We can talk all we want about the frustration of “white voters”. It was the only community that had a majority or plurality of people that voted for Trump. It’s the same group of people whose “frustration” or anger so much of the news coverage has focused on.
Despite a sizable minority of white Americans that voted against Trump after seeing the horrifying rhetoric and policy proposals, it seems that justifying their frustration forgives everything else. This narrative conveniently leaves out the frustrated people around the country.
Frustrated African Americans, frustrated Asian Americans, frustrated women, but somehow the frustration of one subset of America is forgivable, even if it damns all other Americans.
The fact that Hillary Clinton won the popular vote marginally should not be taken as some satisfaction that this was not a popular decision. Trump still won. He only lost the popular vote by a matter of hundreds of thousands, not millions or anything that suggests this couldn’t happen again.

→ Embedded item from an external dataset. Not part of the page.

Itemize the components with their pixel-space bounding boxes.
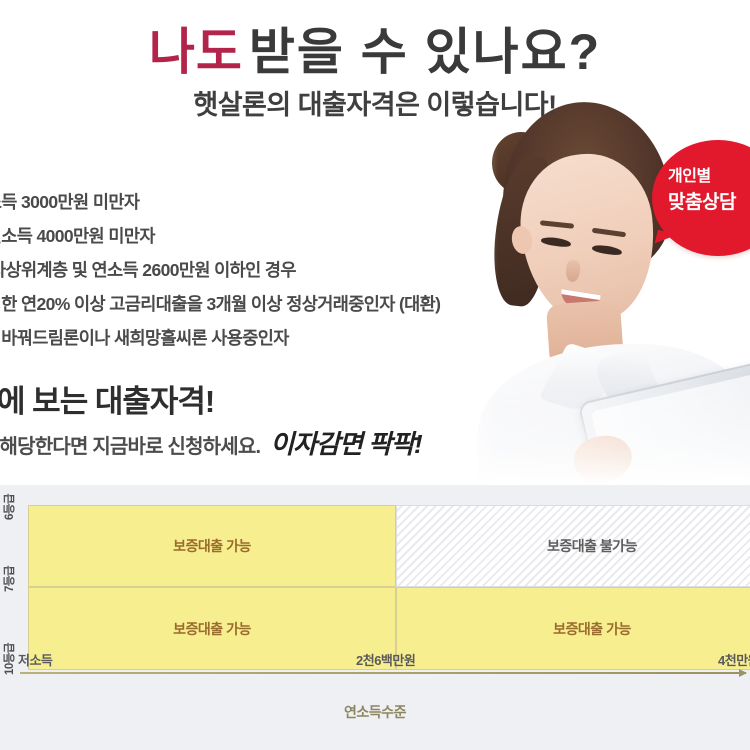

A rather large plurality voted for this man. With the election of Trump, some journalists are trying not to engage in normalising Trump’s discourse. Rather than acknowledging the role of racism, they try to argue that it's something else. They ignore it, or try to minimize it.

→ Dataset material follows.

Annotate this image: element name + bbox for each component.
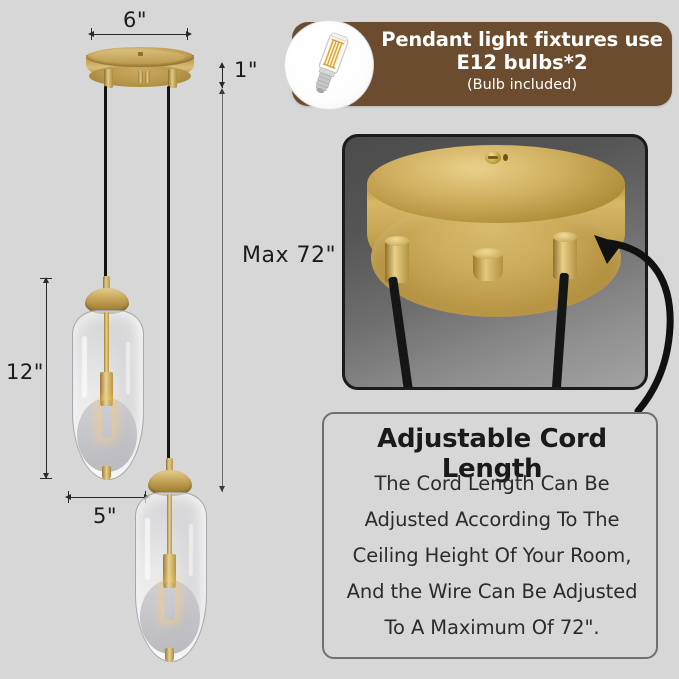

Race is a separate factor to them. What they fail to understand is that race is an underlying factor. It affects everything. For a country where racism has played a significant role in creating policies and inequalities in education, economic disparity, how they are perceived, where they can live, budgetary disbursement, the health system, the criminal justice system, employment, environment, and even service provision; despite all this, racism to these journalists is still not important (and this doesn’t even cover the role of sexism in the country).

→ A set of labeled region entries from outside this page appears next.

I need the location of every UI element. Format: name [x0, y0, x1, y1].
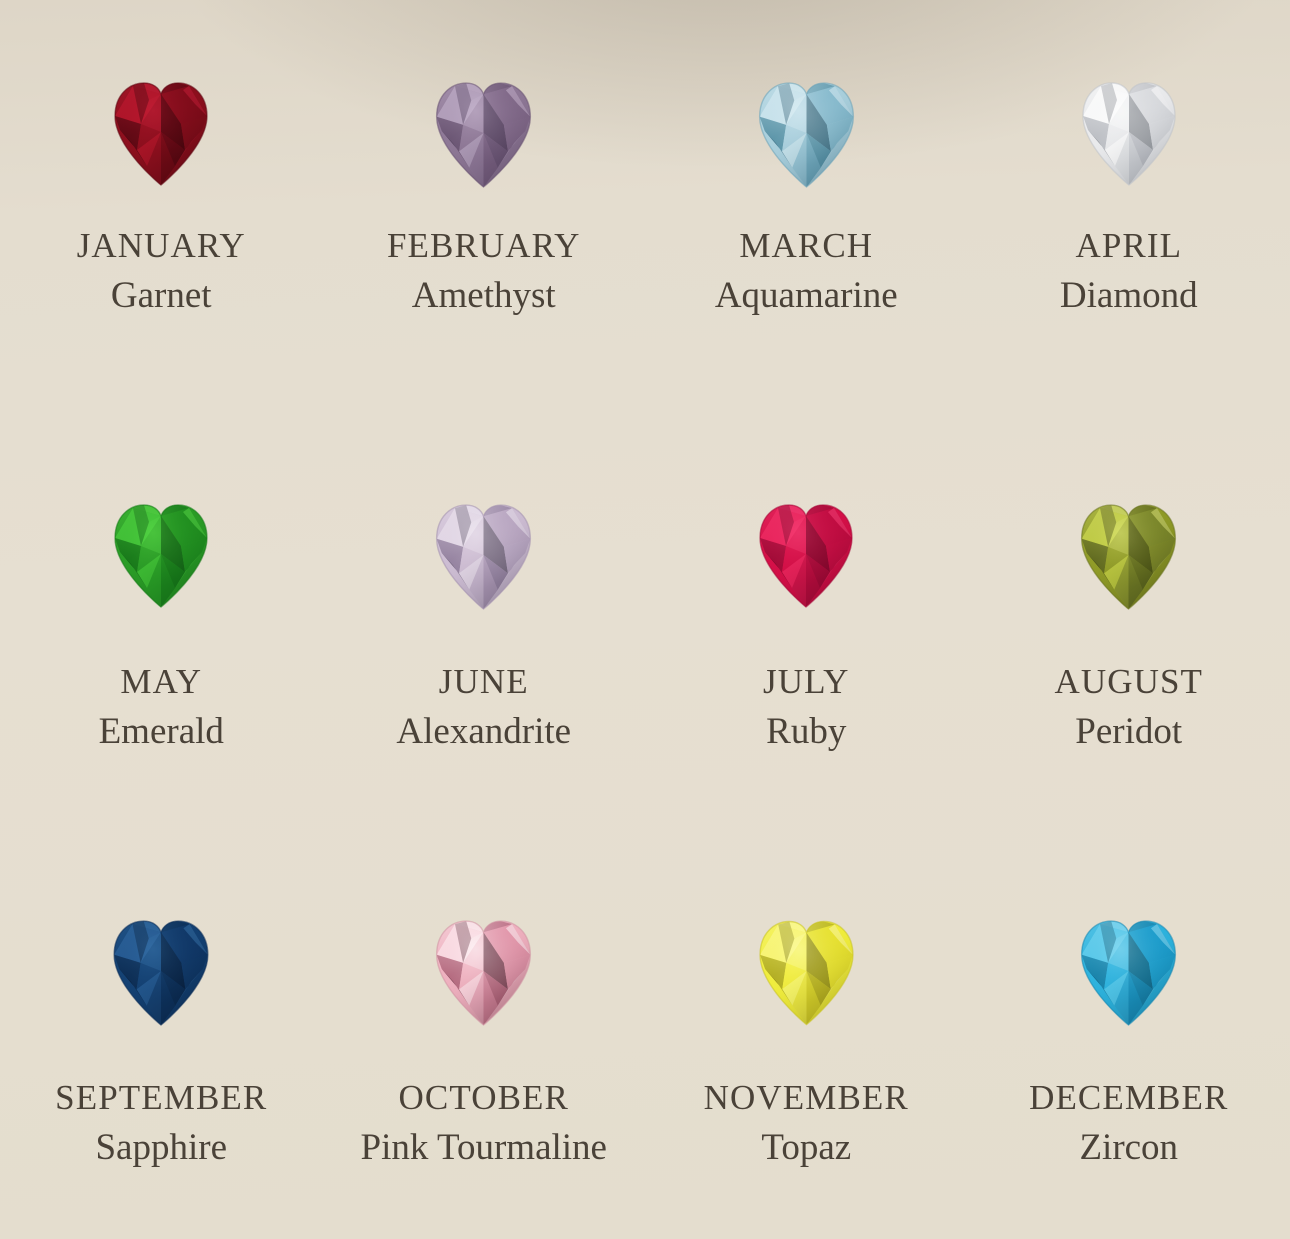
gem-february — [432, 78, 535, 188]
birthstone-grid: JANUARYGarnet FEBRUARYAmethyst — [0, 0, 1290, 1239]
month-label-october: OCTOBER — [314, 1080, 654, 1115]
birthstone-labels-july: JULYRuby — [636, 664, 976, 750]
gem-october — [431, 916, 536, 1026]
birthstone-cell-march: MARCHAquamarine — [645, 0, 968, 418]
birthstone-cell-september: SEPTEMBERSapphire — [0, 836, 323, 1239]
birthstone-labels-april: APRILDiamond — [959, 228, 1290, 314]
gem-june — [431, 500, 536, 610]
birthstone-chart: JANUARYGarnet FEBRUARYAmethyst — [0, 0, 1290, 1239]
birthstone-labels-january: JANUARYGarnet — [0, 228, 331, 314]
birthstone-labels-may: MAYEmerald — [0, 664, 331, 750]
stone-label-april: Diamond — [959, 277, 1290, 314]
birthstone-labels-october: OCTOBERPink Tourmaline — [314, 1080, 654, 1166]
heart-gem-icon — [1074, 78, 1184, 186]
month-label-june: JUNE — [314, 664, 654, 699]
birthstone-labels-september: SEPTEMBERSapphire — [0, 1080, 331, 1166]
heart-gem-icon — [755, 78, 858, 188]
heart-gem-icon — [755, 500, 857, 608]
birthstone-cell-june: JUNEAlexandrite — [323, 418, 646, 836]
birthstone-cell-november: NOVEMBERTopaz — [645, 836, 968, 1239]
gem-august — [1076, 500, 1181, 610]
stone-label-june: Alexandrite — [314, 713, 654, 750]
gem-march — [755, 78, 858, 188]
gem-september — [109, 916, 213, 1026]
birthstone-cell-august: AUGUSTPeridot — [968, 418, 1290, 836]
stone-label-november: Topaz — [636, 1129, 976, 1166]
heart-gem-icon — [756, 916, 857, 1026]
birthstone-cell-may: MAYEmerald — [0, 418, 323, 836]
stone-label-july: Ruby — [636, 713, 976, 750]
stone-label-february: Amethyst — [314, 277, 654, 314]
month-label-may: MAY — [0, 664, 331, 699]
stone-label-august: Peridot — [959, 713, 1290, 750]
month-label-august: AUGUST — [959, 664, 1290, 699]
heart-gem-icon — [1076, 916, 1181, 1026]
birthstone-cell-december: DECEMBERZircon — [968, 836, 1290, 1239]
birthstone-labels-june: JUNEAlexandrite — [314, 664, 654, 750]
stone-label-october: Pink Tourmaline — [314, 1129, 654, 1166]
heart-gem-icon — [431, 500, 536, 610]
birthstone-labels-august: AUGUSTPeridot — [959, 664, 1290, 750]
birthstone-cell-january: JANUARYGarnet — [0, 0, 323, 418]
gem-april — [1074, 78, 1184, 186]
heart-gem-icon — [109, 916, 213, 1026]
birthstone-labels-february: FEBRUARYAmethyst — [314, 228, 654, 314]
gem-may — [110, 500, 212, 608]
month-label-april: APRIL — [959, 228, 1290, 263]
month-label-september: SEPTEMBER — [0, 1080, 331, 1115]
gem-november — [756, 916, 857, 1026]
stone-label-march: Aquamarine — [636, 277, 976, 314]
heart-gem-icon — [110, 500, 212, 608]
month-label-december: DECEMBER — [959, 1080, 1290, 1115]
birthstone-labels-november: NOVEMBERTopaz — [636, 1080, 976, 1166]
birthstone-cell-april: APRILDiamond — [968, 0, 1290, 418]
heart-gem-icon — [431, 916, 536, 1026]
stone-label-may: Emerald — [0, 713, 331, 750]
stone-label-september: Sapphire — [0, 1129, 331, 1166]
month-label-november: NOVEMBER — [636, 1080, 976, 1115]
birthstone-cell-october: OCTOBERPink Tourmaline — [323, 836, 646, 1239]
gem-january — [111, 78, 211, 186]
month-label-july: JULY — [636, 664, 976, 699]
stone-label-january: Garnet — [0, 277, 331, 314]
birthstone-cell-july: JULYRuby — [645, 418, 968, 836]
stone-label-december: Zircon — [959, 1129, 1290, 1166]
gem-july — [755, 500, 857, 608]
gem-december — [1076, 916, 1181, 1026]
month-label-january: JANUARY — [0, 228, 331, 263]
heart-gem-icon — [1076, 500, 1181, 610]
heart-gem-icon — [111, 78, 211, 186]
month-label-march: MARCH — [636, 228, 976, 263]
heart-gem-icon — [432, 78, 535, 188]
month-label-february: FEBRUARY — [314, 228, 654, 263]
birthstone-labels-december: DECEMBERZircon — [959, 1080, 1290, 1166]
birthstone-cell-february: FEBRUARYAmethyst — [323, 0, 646, 418]
birthstone-labels-march: MARCHAquamarine — [636, 228, 976, 314]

Yet, this is a country which during independence declared African Americans as 3/5ths of a white man, whose expansion was dependent on the near extermination of the land’s indigenous people. Even so, race seemingly has little to nothing to do with this, according to these journalists. The same journalists who failed to predict or even understand what Trump was tapping into.
This is my country and my home. I’m not leaving, and I’m sure not going to let the election stop me. If anything, this is waking up all sections of the marginalised communities to act. American history is full examples of our country putting up obstacles to put a stop to progress, as well as triumphs of people overcoming them.
To borrow a common Martin Luther King Jr quote, “the arc of the moral universe is long, but it bends towards justice”. We will continue to work for equality of all Americans, continue working for a just society. On the path to equality, opponents will put up mountains to stop us. All we’re going to do is break out the climbing gear and overcome that too.
The fact is at the end of the day, under the guise of frustration with the political system, my countrymen determined that the lives of people of colour, women, LGBTQ people, the people of various religious minorities - whether Muslim, Jewish, Sikh, Hindu, and others - could be sacrificed.
We can talk all we want about why people here or there voted, whether it was because of frustration or disillusionment with the political establishment. We can talk all we want about how certain communities voted for policies they perceived to be in their self-interest.
At the end of the day in an election that had incredibly little policy and was heavy on racist/sexist/xenophobic rhetoric, my countrymen and neighbours were fine with a bigot. They were fine with marginalising millions of their citizens; people like me and my family, people like my friends and loved ones across the country.
There is simply no whitewashing this.